A sequence begins with a single description line, followed by one or more lines of sequence data.

example:

>sequence_1 example sequence 1
STAGKVIKCKAAVLWEVKKPFSIEDVEVAPPKAYEVRIKMVAVGICRTDDHVVSGNLVTP
LPVILGHEAAGIVESVGEGVTTVKPGDKVIPLFTPQCGKCRVCKNPESNYCLKNDLGNPR
GTLQDGTRRFTCRGKPIHHFLGTSTFSQY

The description line starts with a '>' sign, followed immediately by a name. After a space character may follow a comment.
example:
>name comment
The '>' sign is essential. The name and comment must not be included.

Multiple sequences can be specified by concatenating single sequences.

example:

>sequence_1 example sequence 1
STAGKVIKCKAAVLWEVKKPFSIEDVEVAPPKAYEVRIKMVAVGICRTDDHVVSGNLVTP
LPVILGHEAAGIVESVGEGVTTVKPGDKVIPLFTPQCGKCRVCKNPESNYCLKNDLGNPR
GTLQDGTRRFTCRGKPIHHFLGTSTFSQY
>sequence_2 example sequence 2
LPVILGHEAAGIVESVGEGVTTVKPGDKVIPLFTPQCGKCRVCKNPESNYCLKNDLGNPR
>sequence_3
VESVGEGVTTVKPGDKVIPLFTPQCGKCRVCKNPESNYCLKNDLGNPRIHHFLGTSTF
EVAPPKAYEVRIKMVGVTTVKPGDKVIPLFTPQCGKCRVCKNPES

Important: Sequences types (peptide/nucleic acid) can not be mixed!

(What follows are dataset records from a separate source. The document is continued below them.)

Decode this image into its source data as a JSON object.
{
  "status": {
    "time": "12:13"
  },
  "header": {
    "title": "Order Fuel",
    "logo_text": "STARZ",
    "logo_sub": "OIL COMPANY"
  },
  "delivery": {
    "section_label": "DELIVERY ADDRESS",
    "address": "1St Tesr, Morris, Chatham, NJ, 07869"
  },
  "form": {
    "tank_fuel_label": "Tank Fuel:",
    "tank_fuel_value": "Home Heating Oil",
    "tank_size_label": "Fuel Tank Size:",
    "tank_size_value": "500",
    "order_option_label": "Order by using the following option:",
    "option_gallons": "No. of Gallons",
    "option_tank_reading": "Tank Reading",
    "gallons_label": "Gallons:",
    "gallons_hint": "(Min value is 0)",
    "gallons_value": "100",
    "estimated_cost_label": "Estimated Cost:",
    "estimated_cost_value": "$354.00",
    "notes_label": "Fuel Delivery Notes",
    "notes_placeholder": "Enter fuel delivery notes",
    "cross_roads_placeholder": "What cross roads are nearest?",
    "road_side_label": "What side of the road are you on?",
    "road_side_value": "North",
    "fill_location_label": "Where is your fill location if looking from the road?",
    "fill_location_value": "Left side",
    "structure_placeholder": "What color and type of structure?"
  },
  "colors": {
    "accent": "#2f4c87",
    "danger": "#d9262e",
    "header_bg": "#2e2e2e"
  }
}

Amino acids are indicated by the standard IUPAC one-letter codes.
Nucleotides are indicated by the IUPAC ambiguity codes.
The letter 'X' is used for a position where any amino acid is accepted.

Raw sequence

Only direct sequence information is allowed, no additional information.

example:

STAGKVIKCKAAVLWEVKKPFSIEDVEVAPPKAYEVRIKMVAVGICRTDDHVVSGNLVTP
LPVILGHEAAGIVESVGEGVTTVKPGDKVIPLFTPQCGKCRVCKNPESNYCLKNDLGNPR
GTLQDGTRRFTCRGKPIHHFLGTSTFSQY

Only a single sequence can be specified.
Amino acids are indicated by the standard IUPAC one-letter codes.
Nucleotides are indicated by the IUPAC ambiguity codes.
The letter 'X' is used for a position where any amino acid is accepted.